Sendo um componente curricular obrigatório da Educação Básica como todos os outros, por que não inserir conteúdos/conhecimentos específicos da área em uma prova de seleção para o ingresso em uma universidade? Acreditamos que através das devidas modificações no sistema de avaliação e, com a cobrança de tais conteúdos/conhecimentos referentes à Educação Física, seja possível ocorrer uma mudança na maneira de ver o componente curricular, à medida que a Educação Física seria beneficiada especialmente no Ensino Médio, “onde são freqüentes os problemas com dispensa dos alunos” (DARIDO et al., 1993, p.112).
Caracterização da Educação Física no ensino médio
Através de algumas observações, conversas com alunos e professores de Educação Física e da própria literatura da área, constatamos que ao longo dos anos escolares há um desinteresse por parte dos alunos com relação à prática das aulas de Educação Física. Isso pode ser justificado pelo fato de, no Ensino Médio, haver a necessidade de uma maior dedicação às demais disciplinas da grade curricular, tidas como prioritárias, à medida que serão exigidas nas provas de vestibulares de diversas instituições de nível superior (RIBEIRO, 2005).
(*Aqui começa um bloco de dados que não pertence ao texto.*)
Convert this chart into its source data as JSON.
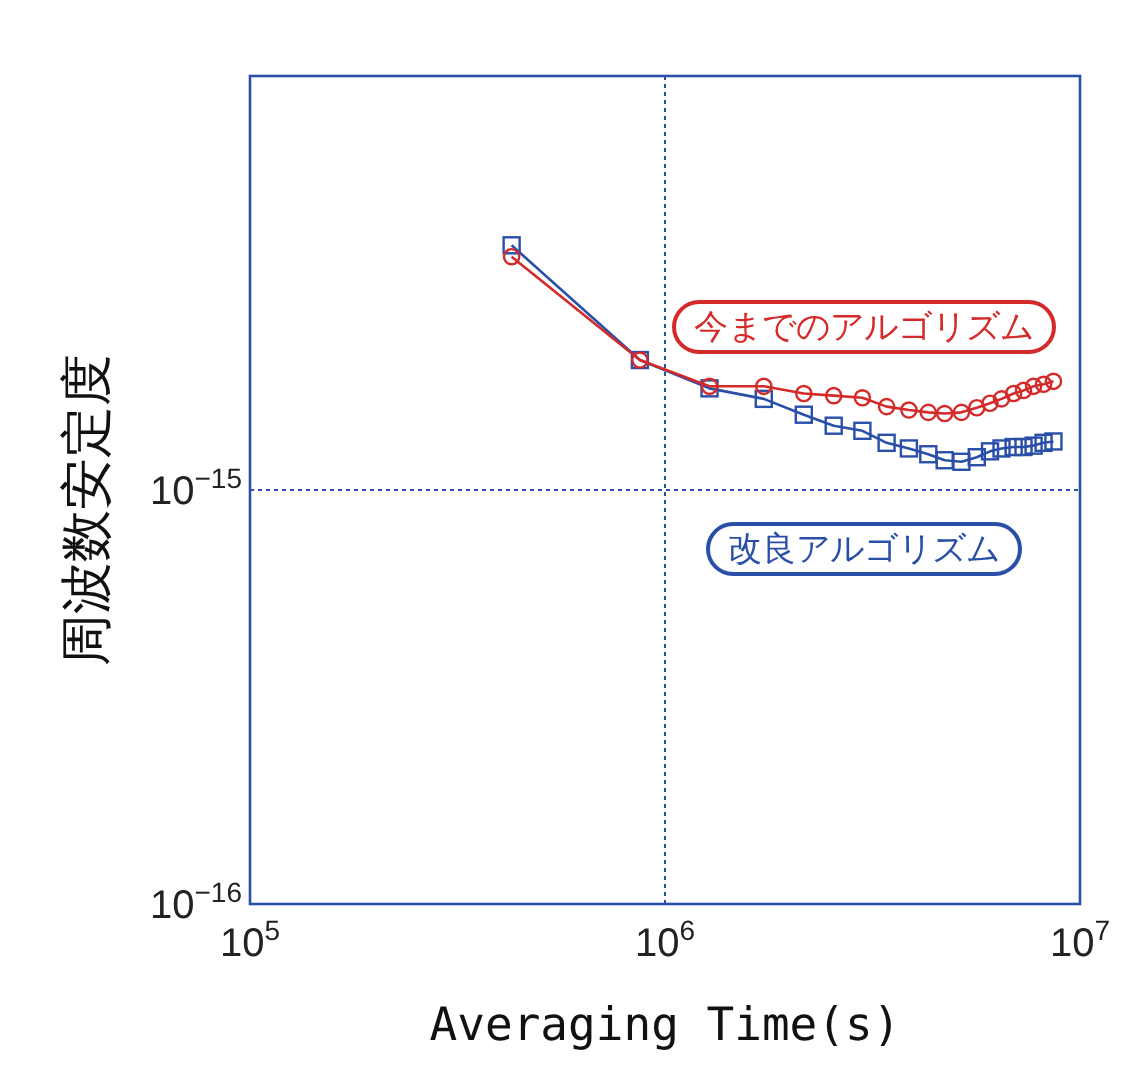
{
  "chart_data": {
    "type": "line",
    "xlabel": "Averaging Time(s)",
    "ylabel": "周波数安定度",
    "log": "xy",
    "grid": true,
    "line_style": "solid",
    "xlim": [
      100000,
      10000000
    ],
    "ylim": [
      1e-16,
      1e-14
    ],
    "xticks": [
      {
        "value": 100000,
        "label": "10$^{5}$"
      },
      {
        "value": 1000000,
        "label": "10$^{6}$"
      },
      {
        "value": 10000000,
        "label": "10$^{7}$"
      }
    ],
    "yticks": [
      {
        "value": 1e-16,
        "label": "10$^{−16}$"
      },
      {
        "value": 1e-15,
        "label": "10$^{−15}$"
      }
    ],
    "x": [
      427000,
      870000,
      1280000,
      1730000,
      2160000,
      2550000,
      2990000,
      3420000,
      3870000,
      4310000,
      4720000,
      5180000,
      5640000,
      6070000,
      6470000,
      6920000,
      7310000,
      7730000,
      8170000,
      8630000
    ],
    "series": [
      {
        "name": "今までのアルゴリズム",
        "color": "#d42a2a",
        "marker": "circle",
        "values": [
          3.66e-15,
          2.06e-15,
          1.78e-15,
          1.78e-15,
          1.71e-15,
          1.69e-15,
          1.67e-15,
          1.59e-15,
          1.56e-15,
          1.54e-15,
          1.53e-15,
          1.54e-15,
          1.58e-15,
          1.62e-15,
          1.66e-15,
          1.71e-15,
          1.74e-15,
          1.78e-15,
          1.8e-15,
          1.83e-15
        ]
      },
      {
        "name": "改良アルゴリズム",
        "color": "#2a4fa8",
        "marker": "square",
        "values": [
          3.9e-15,
          2.06e-15,
          1.76e-15,
          1.66e-15,
          1.52e-15,
          1.43e-15,
          1.39e-15,
          1.3e-15,
          1.26e-15,
          1.22e-15,
          1.18e-15,
          1.17e-15,
          1.2e-15,
          1.24e-15,
          1.26e-15,
          1.27e-15,
          1.27e-15,
          1.28e-15,
          1.3e-15,
          1.31e-15
        ]
      }
    ]
  }
}
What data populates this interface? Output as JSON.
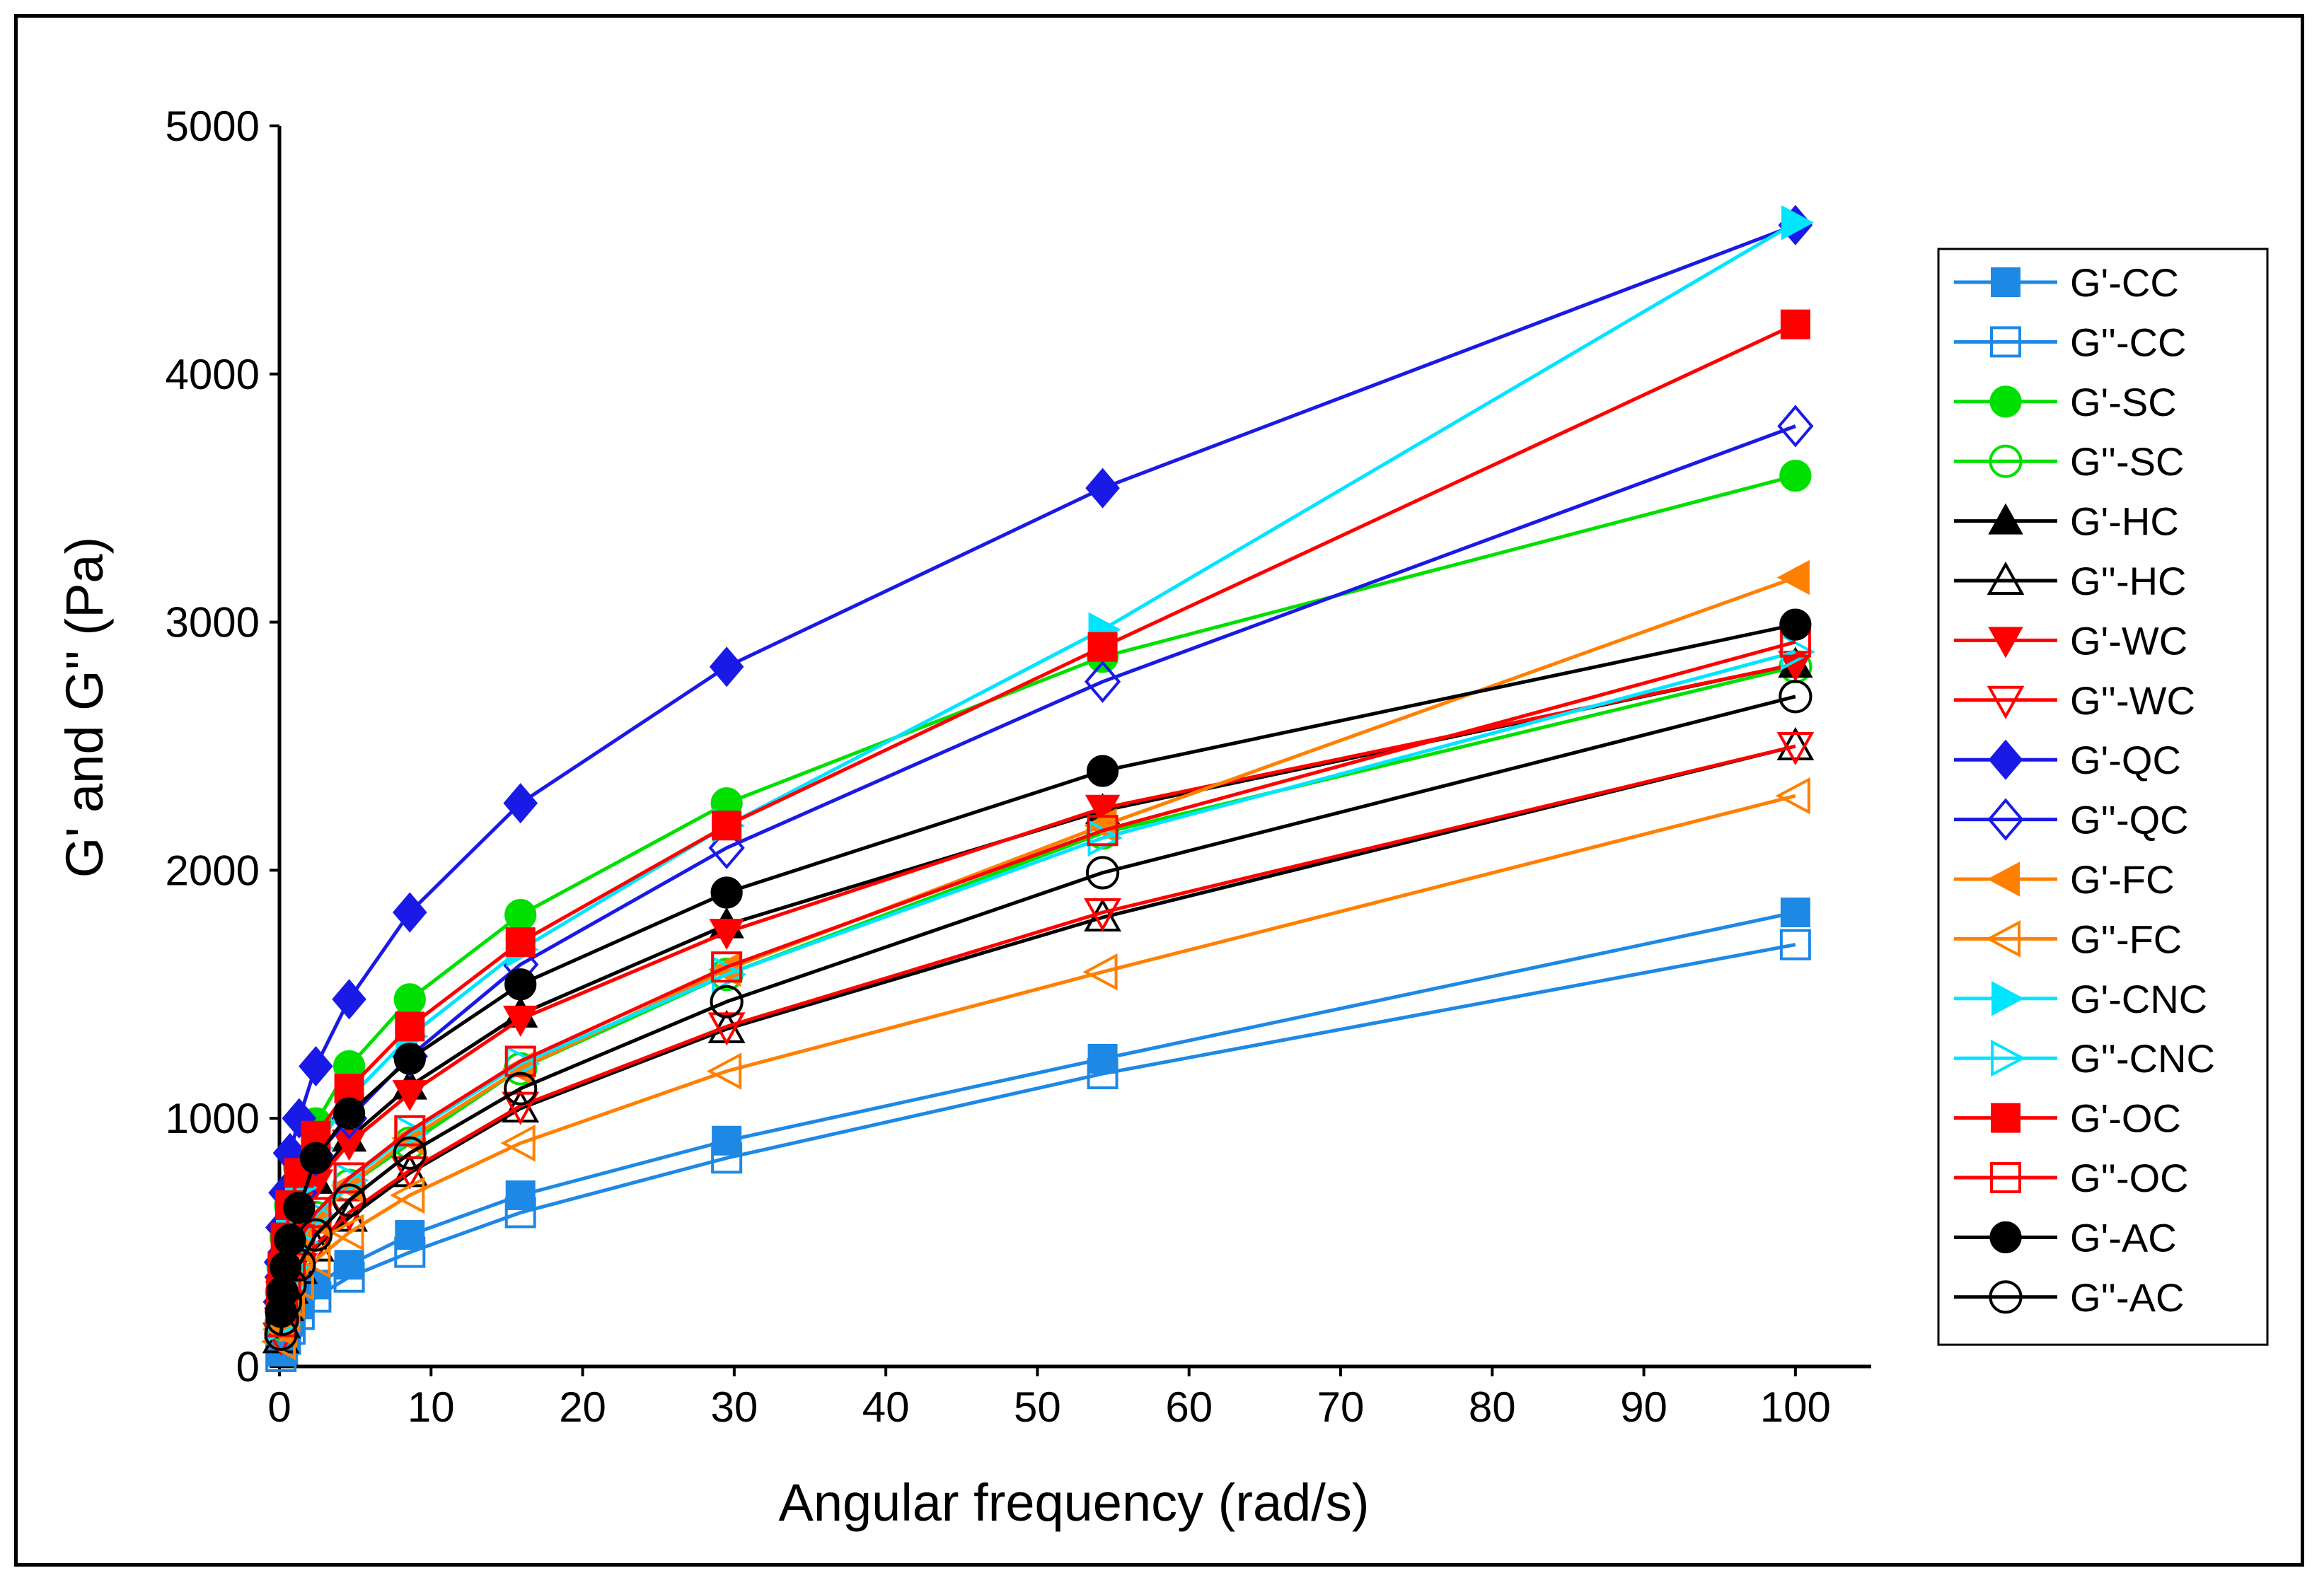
{
  "chart_data": {
    "type": "line",
    "title": "",
    "xlabel": "Angular frequency (rad/s)",
    "ylabel": "G' and G'' (Pa)",
    "xlim": [
      0,
      105
    ],
    "ylim": [
      0,
      5000
    ],
    "xticks": [
      0,
      10,
      20,
      30,
      40,
      50,
      60,
      70,
      80,
      90,
      100
    ],
    "yticks": [
      0,
      1000,
      2000,
      3000,
      4000,
      5000
    ],
    "grid": false,
    "legend_position": "right",
    "x": [
      0.1,
      0.2,
      0.4,
      0.7,
      1.3,
      2.4,
      4.6,
      8.6,
      15.9,
      29.5,
      54.3,
      100
    ],
    "series": [
      {
        "name": "G'-CC",
        "color": "#1e88e5",
        "marker": "square",
        "filled": true,
        "values": [
          60,
          90,
          130,
          180,
          250,
          330,
          410,
          530,
          690,
          910,
          1240,
          1830
        ]
      },
      {
        "name": "G''-CC",
        "color": "#1e88e5",
        "marker": "square",
        "filled": false,
        "values": [
          40,
          70,
          110,
          150,
          210,
          280,
          360,
          460,
          620,
          840,
          1180,
          1700
        ]
      },
      {
        "name": "G'-SC",
        "color": "#00e000",
        "marker": "circle",
        "filled": true,
        "values": [
          300,
          400,
          520,
          650,
          800,
          980,
          1210,
          1480,
          1820,
          2270,
          2860,
          3590
        ]
      },
      {
        "name": "G''-SC",
        "color": "#00e000",
        "marker": "circle",
        "filled": false,
        "values": [
          170,
          240,
          320,
          400,
          500,
          600,
          730,
          900,
          1200,
          1580,
          2150,
          2820
        ]
      },
      {
        "name": "G'-HC",
        "color": "#000000",
        "marker": "triangle-up",
        "filled": true,
        "values": [
          200,
          280,
          380,
          480,
          600,
          750,
          920,
          1130,
          1420,
          1780,
          2240,
          2830
        ]
      },
      {
        "name": "G''-HC",
        "color": "#000000",
        "marker": "triangle-up",
        "filled": false,
        "values": [
          110,
          170,
          240,
          310,
          390,
          480,
          600,
          780,
          1040,
          1360,
          1810,
          2500
        ]
      },
      {
        "name": "G'-WC",
        "color": "#ff0000",
        "marker": "triangle-down",
        "filled": true,
        "values": [
          210,
          290,
          390,
          490,
          610,
          740,
          900,
          1100,
          1400,
          1750,
          2250,
          2830
        ]
      },
      {
        "name": "G''-WC",
        "color": "#ff0000",
        "marker": "triangle-down",
        "filled": false,
        "values": [
          120,
          180,
          250,
          320,
          400,
          490,
          620,
          790,
          1050,
          1370,
          1830,
          2500
        ]
      },
      {
        "name": "G'-QC",
        "color": "#1a1ae6",
        "marker": "diamond",
        "filled": true,
        "values": [
          420,
          560,
          700,
          860,
          1000,
          1210,
          1480,
          1830,
          2270,
          2820,
          3540,
          4600
        ]
      },
      {
        "name": "G''-QC",
        "color": "#1a1ae6",
        "marker": "diamond",
        "filled": false,
        "values": [
          260,
          360,
          460,
          560,
          700,
          850,
          1000,
          1250,
          1620,
          2090,
          2760,
          3790
        ]
      },
      {
        "name": "G'-FC",
        "color": "#ff8000",
        "marker": "triangle-left",
        "filled": true,
        "values": [
          150,
          220,
          300,
          380,
          480,
          590,
          730,
          920,
          1200,
          1600,
          2180,
          3180
        ]
      },
      {
        "name": "G''-FC",
        "color": "#ff8000",
        "marker": "triangle-left",
        "filled": false,
        "values": [
          100,
          150,
          210,
          270,
          340,
          430,
          540,
          690,
          900,
          1190,
          1590,
          2300
        ]
      },
      {
        "name": "G'-CNC",
        "color": "#00e5ff",
        "marker": "triangle-right",
        "filled": true,
        "values": [
          260,
          350,
          460,
          580,
          720,
          880,
          1080,
          1330,
          1680,
          2180,
          2970,
          4610
        ]
      },
      {
        "name": "G''-CNC",
        "color": "#00e5ff",
        "marker": "triangle-right",
        "filled": false,
        "values": [
          170,
          240,
          320,
          400,
          500,
          610,
          750,
          940,
          1220,
          1580,
          2130,
          2880
        ]
      },
      {
        "name": "G'-OC",
        "color": "#ff0000",
        "marker": "square",
        "filled": true,
        "values": [
          300,
          400,
          520,
          650,
          780,
          930,
          1120,
          1370,
          1710,
          2180,
          2900,
          4200
        ]
      },
      {
        "name": "G''-OC",
        "color": "#ff0000",
        "marker": "square",
        "filled": false,
        "values": [
          180,
          250,
          330,
          410,
          510,
          620,
          760,
          950,
          1230,
          1610,
          2160,
          2920
        ]
      },
      {
        "name": "G'-AC",
        "color": "#000000",
        "marker": "circle",
        "filled": true,
        "values": [
          220,
          300,
          400,
          510,
          640,
          840,
          1020,
          1240,
          1540,
          1910,
          2400,
          2990
        ]
      },
      {
        "name": "G''-AC",
        "color": "#000000",
        "marker": "circle",
        "filled": false,
        "values": [
          130,
          190,
          260,
          330,
          410,
          530,
          670,
          860,
          1120,
          1470,
          1990,
          2700
        ]
      }
    ]
  }
}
Gruppi, citado por Lorenz e Tibeau (2003), afirma que as aulas de Educação Física perdem o significado no Ensino Médio, pois, se não percebidas pelos alunos como atividade recreativas e de lazer, são consideradas como uma prática específica de atividades esportivas. Isto é, a partir das atitudes e condutas dos seus professores, os alunos deixam de perceber e descobrir outros conteúdos pertinentes à área, que podem/devem ser trabalhados nas aulas de Educação Física. Quando abordadas através desta maneira, as aulas deixam de fazer sentido para os alunos, já que não há uma sistematização dos conteúdos, não há a explicitação dos seus objetivos, de suas metodologias e nem dos critérios avaliativos aos alunos. Com isso, as aulas de Educação Física acabam associadas às atividades supracitadas.
Segundo Bracht (1999, p. 24):
Mais recentemente alguns autores (Coletivo de Autores, 1992; Bracht, 1992; Betti, 1992) vêm reforçando a necessidade de construção de uma teoria da EF, entendida esta como uma prática pedagógica, ou seja, uma repedagogização do teorizar na EF, uma vez que essa prática pedagógica foi quase que alijada do campo enquanto objeto. A construção de um corpo teórico com base num discurso pedagógico, que posso filtrar e reconverter à luz da lógica desse campo, a influência “externa” do sistema esportivo, é elemento importante para a construção da autonomia (pedagógica) da EF.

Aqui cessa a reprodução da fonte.